The first year of life is a time when babies strengthen their muscles and bones. They learn how to use their bodies to move around and to manipulate their environment. If babies are constantly held and carried during the first year, they will lose valuable opportunities to gain fine-tune skills. Parents and caregivers should facilitate movement and growth by giving babies safe environments to play in and allow their little ones to explore these areas on their own. Lesego Mashishi-Matlala, Huggies® expert in occupational therapy sheds some light on assistive devices for baby’s motor development.
Each stage of motor development offers a new dimension of exploration and propels baby to the next stage of motor development. The natural progression of gross motor developmental phase is neck control, rolling, sitting, standing with support, standing without support and from 12 to 18 months, walking independently.
What can parents do to facilitate this development? It is important to ensure that your little ones’ environment offers stimulation of all senses and encourages exploration. You may ask, is it then a bad thing to introduce toy mobility aids or assistive devices such as a supported baby chair to help baby achieve their developmental phase of walking? The answer would be, that it is important to strike a balance and to introduce these devices at the correct time.
It is important for parents to allow babies to naturally lead their way through their motor developmental phases. In so doing, you are allowing brain development, language development, and baby’s spatial awareness to develop naturally. This helps baby to learn how to interact with their environment to get their desired outcome through movement.
A lot of brain development and information processing occurs between the development phase of sitting and walking. This is when baby starts to learn to crawl and pull themselves up into a standing position. During this transition, there are more benefits in allowing baby to master their movements on their own rather than introducing assistive devices or toys.

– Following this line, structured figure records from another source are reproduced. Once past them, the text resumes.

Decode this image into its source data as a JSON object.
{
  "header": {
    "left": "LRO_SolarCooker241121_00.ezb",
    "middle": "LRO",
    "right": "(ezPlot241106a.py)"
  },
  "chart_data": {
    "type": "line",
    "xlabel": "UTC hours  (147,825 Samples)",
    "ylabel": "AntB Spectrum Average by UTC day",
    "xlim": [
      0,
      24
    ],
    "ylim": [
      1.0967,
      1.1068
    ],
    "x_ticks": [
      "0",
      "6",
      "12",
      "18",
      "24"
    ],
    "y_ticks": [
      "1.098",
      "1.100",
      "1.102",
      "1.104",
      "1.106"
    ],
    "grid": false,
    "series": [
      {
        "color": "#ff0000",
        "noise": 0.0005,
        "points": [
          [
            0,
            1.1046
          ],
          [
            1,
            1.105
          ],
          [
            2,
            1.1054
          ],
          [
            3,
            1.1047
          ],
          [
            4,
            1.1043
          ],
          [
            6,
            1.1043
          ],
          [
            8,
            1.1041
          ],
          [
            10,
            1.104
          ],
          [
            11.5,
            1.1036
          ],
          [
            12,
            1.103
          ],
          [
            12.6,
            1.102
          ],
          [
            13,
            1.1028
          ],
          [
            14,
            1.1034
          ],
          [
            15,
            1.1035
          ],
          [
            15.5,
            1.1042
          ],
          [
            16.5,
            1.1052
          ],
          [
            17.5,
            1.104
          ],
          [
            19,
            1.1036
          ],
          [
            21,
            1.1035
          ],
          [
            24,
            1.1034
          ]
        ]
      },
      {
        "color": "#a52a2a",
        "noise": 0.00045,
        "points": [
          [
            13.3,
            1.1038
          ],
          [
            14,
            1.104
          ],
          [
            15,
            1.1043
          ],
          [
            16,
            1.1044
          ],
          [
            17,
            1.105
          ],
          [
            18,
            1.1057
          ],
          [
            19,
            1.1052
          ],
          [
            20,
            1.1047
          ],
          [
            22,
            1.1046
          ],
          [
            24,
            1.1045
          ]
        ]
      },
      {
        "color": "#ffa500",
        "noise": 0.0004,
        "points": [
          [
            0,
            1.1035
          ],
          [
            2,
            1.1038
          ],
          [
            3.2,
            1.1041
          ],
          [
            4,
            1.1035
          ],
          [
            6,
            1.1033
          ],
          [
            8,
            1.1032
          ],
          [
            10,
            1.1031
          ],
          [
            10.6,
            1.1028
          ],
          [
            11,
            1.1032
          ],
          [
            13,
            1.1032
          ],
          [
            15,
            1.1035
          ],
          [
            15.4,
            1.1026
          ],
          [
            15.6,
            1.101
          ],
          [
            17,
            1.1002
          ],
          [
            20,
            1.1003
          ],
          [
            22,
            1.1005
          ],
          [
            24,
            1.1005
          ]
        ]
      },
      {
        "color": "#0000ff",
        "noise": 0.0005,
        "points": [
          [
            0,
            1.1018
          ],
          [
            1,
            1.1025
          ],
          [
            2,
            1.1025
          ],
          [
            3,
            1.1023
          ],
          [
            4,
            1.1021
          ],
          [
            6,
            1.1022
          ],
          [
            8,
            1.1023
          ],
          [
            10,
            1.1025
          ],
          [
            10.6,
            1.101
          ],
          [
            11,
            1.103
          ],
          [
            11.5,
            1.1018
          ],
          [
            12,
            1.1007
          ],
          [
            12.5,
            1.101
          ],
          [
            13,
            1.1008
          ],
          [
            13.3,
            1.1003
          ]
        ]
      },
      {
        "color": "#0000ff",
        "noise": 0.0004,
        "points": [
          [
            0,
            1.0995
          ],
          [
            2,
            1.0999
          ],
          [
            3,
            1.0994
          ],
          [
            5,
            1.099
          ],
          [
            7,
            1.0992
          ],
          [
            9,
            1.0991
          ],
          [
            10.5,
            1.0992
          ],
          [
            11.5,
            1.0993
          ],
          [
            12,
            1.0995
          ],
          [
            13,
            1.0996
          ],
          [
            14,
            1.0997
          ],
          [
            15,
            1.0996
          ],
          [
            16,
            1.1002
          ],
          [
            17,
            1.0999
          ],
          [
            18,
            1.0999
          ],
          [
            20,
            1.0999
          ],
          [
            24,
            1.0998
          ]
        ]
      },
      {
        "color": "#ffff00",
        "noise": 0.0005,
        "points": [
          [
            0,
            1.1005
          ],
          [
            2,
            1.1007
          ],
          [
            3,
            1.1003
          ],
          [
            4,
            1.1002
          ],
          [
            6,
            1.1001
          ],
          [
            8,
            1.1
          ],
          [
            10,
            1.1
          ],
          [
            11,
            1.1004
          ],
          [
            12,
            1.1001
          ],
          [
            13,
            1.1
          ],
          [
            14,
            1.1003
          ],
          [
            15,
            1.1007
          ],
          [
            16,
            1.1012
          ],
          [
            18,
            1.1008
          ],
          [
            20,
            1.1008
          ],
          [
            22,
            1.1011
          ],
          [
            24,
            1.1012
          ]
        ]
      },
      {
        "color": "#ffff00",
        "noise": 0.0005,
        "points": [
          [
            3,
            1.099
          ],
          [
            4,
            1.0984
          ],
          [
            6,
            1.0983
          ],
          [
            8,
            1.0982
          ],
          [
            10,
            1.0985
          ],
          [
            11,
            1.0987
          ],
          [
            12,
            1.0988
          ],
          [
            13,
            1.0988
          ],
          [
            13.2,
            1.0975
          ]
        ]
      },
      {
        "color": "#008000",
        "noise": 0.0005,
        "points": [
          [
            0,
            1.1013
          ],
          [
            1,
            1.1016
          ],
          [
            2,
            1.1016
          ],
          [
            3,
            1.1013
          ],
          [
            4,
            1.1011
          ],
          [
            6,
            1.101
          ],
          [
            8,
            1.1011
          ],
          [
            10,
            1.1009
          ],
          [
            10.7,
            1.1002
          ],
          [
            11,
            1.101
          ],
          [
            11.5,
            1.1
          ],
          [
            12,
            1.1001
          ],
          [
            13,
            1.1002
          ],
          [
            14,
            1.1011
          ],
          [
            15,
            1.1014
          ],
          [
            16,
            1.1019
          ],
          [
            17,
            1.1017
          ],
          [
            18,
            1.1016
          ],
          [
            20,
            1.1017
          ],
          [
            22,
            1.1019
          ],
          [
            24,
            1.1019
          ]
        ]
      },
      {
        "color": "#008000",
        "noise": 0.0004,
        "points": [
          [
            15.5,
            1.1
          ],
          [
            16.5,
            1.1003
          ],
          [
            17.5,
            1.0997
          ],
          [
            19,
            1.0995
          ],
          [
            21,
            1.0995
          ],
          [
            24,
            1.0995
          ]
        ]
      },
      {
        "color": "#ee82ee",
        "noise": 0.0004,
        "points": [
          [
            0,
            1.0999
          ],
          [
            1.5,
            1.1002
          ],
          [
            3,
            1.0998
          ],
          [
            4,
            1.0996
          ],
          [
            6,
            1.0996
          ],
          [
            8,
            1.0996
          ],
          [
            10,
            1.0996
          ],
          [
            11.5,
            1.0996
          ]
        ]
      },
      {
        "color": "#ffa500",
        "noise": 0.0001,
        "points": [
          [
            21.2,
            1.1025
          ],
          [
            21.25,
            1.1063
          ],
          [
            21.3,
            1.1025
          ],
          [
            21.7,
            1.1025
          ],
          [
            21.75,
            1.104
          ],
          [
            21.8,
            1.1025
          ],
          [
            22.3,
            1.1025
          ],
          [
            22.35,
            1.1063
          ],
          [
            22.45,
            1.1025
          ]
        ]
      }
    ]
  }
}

First, you need to allow baby to develop adequate upper body control, and to achieve some controlled body movements. Do not deprive your baby of opportunities for self-initiated or self-produced mobility. Assistive devices such as sitting aids and walkers should be introduced once baby has shown the initiative and attempted to get into the desired motor position. This ensures that the baby has processed information and is working out bilateral symmetry, crossing of the midline and is mastering controlled purposeful movements, which will ultimately be followed by the alternating coordinated movements that are needed for walking and running.
What is imperative during this stage is to ensure babies level of comfort. A comfortable baby is a moving baby. By giving your little ones, the support and confidence needed to develop and explore the world around them you are allowing their movement to naturally progress and develop.